How businesses make the decision to open or remain closed is largely dependent on that customer-to-business relationship. The fundamental questions of customer safety weighted against the need for revenue to money-stricken small businesses have become ethical and health dilemmas more so than any bottom line choice.

For Evje, and many small business owners like him, he finds his answers in his customers directly. He asks them, via email and any other form of communication, what they want to see. In his case, where Montana has been allowing 50% capacity in restaurants since May, it means reopening.

“Everybody wants to return back to normal, but from my standpoint you’re already closed, so you might as well wait and see what the reaction is going to be,” Evje said. “Our customers were really excited.”
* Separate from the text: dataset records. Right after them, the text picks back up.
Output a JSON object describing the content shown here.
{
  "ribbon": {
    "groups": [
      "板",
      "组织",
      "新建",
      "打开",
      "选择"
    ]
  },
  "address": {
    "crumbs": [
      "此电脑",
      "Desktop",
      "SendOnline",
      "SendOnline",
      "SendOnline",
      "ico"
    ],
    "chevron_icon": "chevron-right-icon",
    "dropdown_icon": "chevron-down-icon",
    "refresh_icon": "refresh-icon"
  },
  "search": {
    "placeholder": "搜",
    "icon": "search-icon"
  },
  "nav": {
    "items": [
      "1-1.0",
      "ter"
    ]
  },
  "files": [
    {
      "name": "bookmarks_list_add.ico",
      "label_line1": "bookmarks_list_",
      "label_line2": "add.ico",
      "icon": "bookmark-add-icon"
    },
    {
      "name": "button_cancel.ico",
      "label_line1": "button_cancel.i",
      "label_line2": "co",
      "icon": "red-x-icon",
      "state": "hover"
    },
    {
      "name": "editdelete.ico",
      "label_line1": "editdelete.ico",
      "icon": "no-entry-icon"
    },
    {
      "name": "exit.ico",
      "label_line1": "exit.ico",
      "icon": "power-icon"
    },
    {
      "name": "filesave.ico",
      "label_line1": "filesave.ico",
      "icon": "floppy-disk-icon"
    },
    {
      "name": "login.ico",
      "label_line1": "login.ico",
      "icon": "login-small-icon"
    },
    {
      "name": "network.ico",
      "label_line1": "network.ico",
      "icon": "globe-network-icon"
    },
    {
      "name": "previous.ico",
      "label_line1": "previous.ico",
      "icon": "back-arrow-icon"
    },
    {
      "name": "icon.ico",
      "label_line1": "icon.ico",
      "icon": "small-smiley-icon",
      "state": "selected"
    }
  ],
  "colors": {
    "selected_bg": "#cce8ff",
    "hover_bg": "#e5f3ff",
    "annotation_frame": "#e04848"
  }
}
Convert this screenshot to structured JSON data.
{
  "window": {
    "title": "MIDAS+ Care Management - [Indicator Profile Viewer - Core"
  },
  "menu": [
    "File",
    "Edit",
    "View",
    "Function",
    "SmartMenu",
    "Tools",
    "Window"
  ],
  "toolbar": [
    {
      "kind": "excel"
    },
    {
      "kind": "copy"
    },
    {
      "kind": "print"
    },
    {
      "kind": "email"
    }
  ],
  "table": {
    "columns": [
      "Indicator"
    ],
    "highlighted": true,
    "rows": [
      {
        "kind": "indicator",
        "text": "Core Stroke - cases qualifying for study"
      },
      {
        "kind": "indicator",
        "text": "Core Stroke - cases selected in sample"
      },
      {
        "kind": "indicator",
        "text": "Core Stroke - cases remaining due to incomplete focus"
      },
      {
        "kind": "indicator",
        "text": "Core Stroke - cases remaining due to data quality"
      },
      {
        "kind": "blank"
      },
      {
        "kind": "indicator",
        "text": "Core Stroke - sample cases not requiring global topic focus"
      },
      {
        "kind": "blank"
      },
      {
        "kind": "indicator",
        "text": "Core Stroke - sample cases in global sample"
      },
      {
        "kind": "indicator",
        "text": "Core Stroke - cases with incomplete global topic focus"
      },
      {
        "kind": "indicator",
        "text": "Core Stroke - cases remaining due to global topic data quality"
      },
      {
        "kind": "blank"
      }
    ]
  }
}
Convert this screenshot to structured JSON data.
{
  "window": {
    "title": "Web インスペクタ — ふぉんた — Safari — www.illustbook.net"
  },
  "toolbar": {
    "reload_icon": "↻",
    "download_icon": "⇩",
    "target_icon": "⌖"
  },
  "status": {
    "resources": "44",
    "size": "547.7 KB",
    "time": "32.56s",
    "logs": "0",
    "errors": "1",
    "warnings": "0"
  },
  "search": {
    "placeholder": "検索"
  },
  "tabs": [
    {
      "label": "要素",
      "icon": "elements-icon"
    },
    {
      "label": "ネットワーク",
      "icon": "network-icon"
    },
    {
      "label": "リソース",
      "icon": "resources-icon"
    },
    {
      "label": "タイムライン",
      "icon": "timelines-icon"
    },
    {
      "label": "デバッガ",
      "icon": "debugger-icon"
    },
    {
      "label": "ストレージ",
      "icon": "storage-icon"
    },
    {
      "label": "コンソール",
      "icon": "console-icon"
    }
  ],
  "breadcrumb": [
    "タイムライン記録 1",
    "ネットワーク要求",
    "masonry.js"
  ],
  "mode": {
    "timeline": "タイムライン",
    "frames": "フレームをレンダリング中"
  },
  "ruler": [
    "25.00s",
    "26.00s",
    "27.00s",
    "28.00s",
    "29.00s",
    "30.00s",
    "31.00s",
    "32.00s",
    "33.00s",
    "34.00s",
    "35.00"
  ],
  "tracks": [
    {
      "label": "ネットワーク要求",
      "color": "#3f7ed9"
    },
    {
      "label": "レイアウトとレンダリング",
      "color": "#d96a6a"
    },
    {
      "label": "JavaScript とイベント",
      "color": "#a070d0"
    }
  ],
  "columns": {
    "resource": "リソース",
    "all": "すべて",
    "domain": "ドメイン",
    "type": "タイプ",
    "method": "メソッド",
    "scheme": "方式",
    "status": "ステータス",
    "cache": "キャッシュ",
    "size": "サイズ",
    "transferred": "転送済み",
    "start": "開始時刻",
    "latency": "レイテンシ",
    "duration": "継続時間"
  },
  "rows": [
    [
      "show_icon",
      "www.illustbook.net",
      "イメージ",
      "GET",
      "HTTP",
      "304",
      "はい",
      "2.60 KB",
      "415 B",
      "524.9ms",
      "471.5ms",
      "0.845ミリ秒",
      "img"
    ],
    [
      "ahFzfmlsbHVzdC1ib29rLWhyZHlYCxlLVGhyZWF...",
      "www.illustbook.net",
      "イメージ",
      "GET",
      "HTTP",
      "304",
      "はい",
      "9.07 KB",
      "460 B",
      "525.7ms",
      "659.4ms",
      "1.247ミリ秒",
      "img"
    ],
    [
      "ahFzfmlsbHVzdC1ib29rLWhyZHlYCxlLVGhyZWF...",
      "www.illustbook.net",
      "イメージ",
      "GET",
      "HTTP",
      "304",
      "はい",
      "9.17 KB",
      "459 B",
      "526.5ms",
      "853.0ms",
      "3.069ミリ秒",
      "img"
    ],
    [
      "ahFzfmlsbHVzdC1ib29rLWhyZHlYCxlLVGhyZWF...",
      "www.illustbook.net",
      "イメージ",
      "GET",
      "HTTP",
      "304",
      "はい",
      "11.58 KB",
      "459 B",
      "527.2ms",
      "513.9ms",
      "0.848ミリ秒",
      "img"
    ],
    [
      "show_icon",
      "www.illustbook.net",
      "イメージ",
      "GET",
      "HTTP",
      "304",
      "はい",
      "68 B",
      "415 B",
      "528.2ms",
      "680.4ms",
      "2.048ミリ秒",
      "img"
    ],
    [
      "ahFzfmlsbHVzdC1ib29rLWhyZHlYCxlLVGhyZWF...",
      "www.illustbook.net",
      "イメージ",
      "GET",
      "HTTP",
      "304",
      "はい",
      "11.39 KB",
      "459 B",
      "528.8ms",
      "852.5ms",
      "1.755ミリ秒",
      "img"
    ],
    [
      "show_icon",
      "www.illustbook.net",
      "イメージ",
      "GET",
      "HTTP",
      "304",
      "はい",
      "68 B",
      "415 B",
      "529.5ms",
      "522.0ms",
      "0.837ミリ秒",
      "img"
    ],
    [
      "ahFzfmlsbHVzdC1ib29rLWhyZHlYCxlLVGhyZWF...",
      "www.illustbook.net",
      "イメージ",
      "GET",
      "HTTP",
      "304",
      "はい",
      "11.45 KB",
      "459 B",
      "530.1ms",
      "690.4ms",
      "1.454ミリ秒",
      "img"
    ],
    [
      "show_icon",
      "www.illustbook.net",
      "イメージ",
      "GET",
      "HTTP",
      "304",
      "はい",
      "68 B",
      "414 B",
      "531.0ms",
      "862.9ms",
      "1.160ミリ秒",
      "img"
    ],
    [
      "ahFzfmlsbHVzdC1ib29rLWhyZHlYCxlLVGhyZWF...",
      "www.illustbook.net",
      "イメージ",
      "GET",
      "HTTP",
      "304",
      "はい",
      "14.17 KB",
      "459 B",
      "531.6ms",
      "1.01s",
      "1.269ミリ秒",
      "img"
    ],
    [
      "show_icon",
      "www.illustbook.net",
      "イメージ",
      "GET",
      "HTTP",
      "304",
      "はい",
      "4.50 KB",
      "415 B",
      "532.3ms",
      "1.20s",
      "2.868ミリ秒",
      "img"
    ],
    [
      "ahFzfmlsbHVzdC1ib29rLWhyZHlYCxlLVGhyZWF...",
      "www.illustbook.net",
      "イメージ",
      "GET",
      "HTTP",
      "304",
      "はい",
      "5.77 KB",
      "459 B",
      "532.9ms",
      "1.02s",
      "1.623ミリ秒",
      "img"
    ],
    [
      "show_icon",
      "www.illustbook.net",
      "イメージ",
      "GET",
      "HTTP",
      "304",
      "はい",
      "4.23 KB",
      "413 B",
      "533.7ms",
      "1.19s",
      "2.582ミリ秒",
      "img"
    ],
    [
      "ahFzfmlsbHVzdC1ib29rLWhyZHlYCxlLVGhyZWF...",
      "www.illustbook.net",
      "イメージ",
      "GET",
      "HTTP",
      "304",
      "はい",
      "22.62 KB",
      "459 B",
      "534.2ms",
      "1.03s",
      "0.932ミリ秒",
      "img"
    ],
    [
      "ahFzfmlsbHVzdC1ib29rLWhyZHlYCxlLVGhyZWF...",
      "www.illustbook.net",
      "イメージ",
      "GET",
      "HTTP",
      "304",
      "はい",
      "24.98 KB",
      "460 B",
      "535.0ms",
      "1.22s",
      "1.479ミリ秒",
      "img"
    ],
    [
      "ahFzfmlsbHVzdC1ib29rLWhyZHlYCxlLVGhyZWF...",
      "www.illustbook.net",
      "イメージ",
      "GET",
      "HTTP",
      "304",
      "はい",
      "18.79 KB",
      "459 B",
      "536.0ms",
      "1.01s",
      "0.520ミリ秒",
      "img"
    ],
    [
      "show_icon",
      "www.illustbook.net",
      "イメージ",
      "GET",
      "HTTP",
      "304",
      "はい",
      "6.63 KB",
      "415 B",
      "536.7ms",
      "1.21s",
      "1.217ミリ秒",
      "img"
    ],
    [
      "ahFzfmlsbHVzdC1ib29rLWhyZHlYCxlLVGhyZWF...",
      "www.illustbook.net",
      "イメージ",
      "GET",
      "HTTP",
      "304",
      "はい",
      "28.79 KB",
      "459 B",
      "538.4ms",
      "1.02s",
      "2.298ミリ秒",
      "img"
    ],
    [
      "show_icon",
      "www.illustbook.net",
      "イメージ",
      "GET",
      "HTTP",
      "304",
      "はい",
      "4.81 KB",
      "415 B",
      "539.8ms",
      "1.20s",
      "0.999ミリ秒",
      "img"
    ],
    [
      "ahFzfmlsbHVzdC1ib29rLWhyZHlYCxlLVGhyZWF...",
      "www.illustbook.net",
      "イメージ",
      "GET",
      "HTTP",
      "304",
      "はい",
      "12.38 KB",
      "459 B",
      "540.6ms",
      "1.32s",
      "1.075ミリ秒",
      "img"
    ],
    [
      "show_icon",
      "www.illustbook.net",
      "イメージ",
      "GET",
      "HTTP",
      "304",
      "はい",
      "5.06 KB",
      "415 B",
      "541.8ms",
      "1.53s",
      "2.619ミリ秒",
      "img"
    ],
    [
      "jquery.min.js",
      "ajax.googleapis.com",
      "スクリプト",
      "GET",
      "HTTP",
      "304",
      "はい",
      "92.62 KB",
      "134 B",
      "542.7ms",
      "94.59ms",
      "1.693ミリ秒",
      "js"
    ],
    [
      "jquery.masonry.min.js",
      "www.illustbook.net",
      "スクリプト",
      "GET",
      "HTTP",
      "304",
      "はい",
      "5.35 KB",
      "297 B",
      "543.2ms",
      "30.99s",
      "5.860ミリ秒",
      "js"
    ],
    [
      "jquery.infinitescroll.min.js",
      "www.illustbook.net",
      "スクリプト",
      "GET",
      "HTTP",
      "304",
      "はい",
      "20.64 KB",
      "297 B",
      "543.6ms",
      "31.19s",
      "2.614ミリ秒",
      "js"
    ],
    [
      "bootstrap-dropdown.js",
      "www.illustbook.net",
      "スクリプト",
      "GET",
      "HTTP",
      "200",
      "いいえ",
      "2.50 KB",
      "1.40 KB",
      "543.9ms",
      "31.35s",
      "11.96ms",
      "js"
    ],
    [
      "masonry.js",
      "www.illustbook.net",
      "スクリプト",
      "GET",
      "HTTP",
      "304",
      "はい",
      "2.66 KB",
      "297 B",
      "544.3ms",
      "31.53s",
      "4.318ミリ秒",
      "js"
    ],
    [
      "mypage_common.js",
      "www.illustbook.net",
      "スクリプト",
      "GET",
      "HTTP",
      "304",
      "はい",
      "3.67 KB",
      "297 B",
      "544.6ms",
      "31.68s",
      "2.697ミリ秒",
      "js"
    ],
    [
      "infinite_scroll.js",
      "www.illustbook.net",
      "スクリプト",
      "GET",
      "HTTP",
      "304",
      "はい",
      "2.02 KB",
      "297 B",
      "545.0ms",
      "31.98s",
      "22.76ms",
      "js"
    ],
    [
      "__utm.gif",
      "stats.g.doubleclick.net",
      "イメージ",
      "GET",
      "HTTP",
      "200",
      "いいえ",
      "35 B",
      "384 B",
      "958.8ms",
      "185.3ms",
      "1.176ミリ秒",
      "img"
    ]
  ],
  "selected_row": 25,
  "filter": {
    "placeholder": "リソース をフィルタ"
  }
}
For other businesses, there have been different answers. In some parts of the country, customers have asked for increased safety protocols. Sanitizing at night, using electronic payments, and even having a more robust reservation system so that lines are shorter at the door have all been requested.

In California, Chris Lynch is a part-owner of Everyday California, which sells surfing equipment. He noted that technology has helped his business steer clear of any COVID-19 scares since it opened in early April.

“(We) utilize technology like QR codes and Apple Pay to eliminate the need to touch any surfaces,” Lynch said. “Also, online reservations are a must. You can avoid large crowds of people waiting in line for an unnecessary amount of time.”

Some customers, according to most small business owners, have gone the opposite way. Many are frustrated with being required to wear masks. There have been multiple public flair-ups with customers refusing to leave store premises after compromising health protocols. That, however, is inevitable according to people like Lynch and Evje.

“My best advice for dealing with customers? I guess nobody said it better than Anthony Bourdain: ‘I don’t have to agree with you to like you or respect you. Keep it classy and kind,’” Evje said.

As the percentage of small businesses reopening in June is up 16 points according to a Harvard study, decisions of reopening and conversations with customers are becoming more and more frequent.

For some who have already opened, however, customers who have refused to follow protocol is less of an inevitably and more of a real issue. A Tiki Bar in Houston closed its in-person drink service in part for this reason. The small business owner said his employees were “relieved” that he decided to go takeout only.

It is a fine line to make the decision to reopen. That is what most say at least. It also complicates things even further when new restrictions have been implemented in current COVID-19 hotspots like Texas, Florida and Arizona.

For many, though, the lines of communications are open, and that is what will guide the next handful of months in the absence of firm legislation.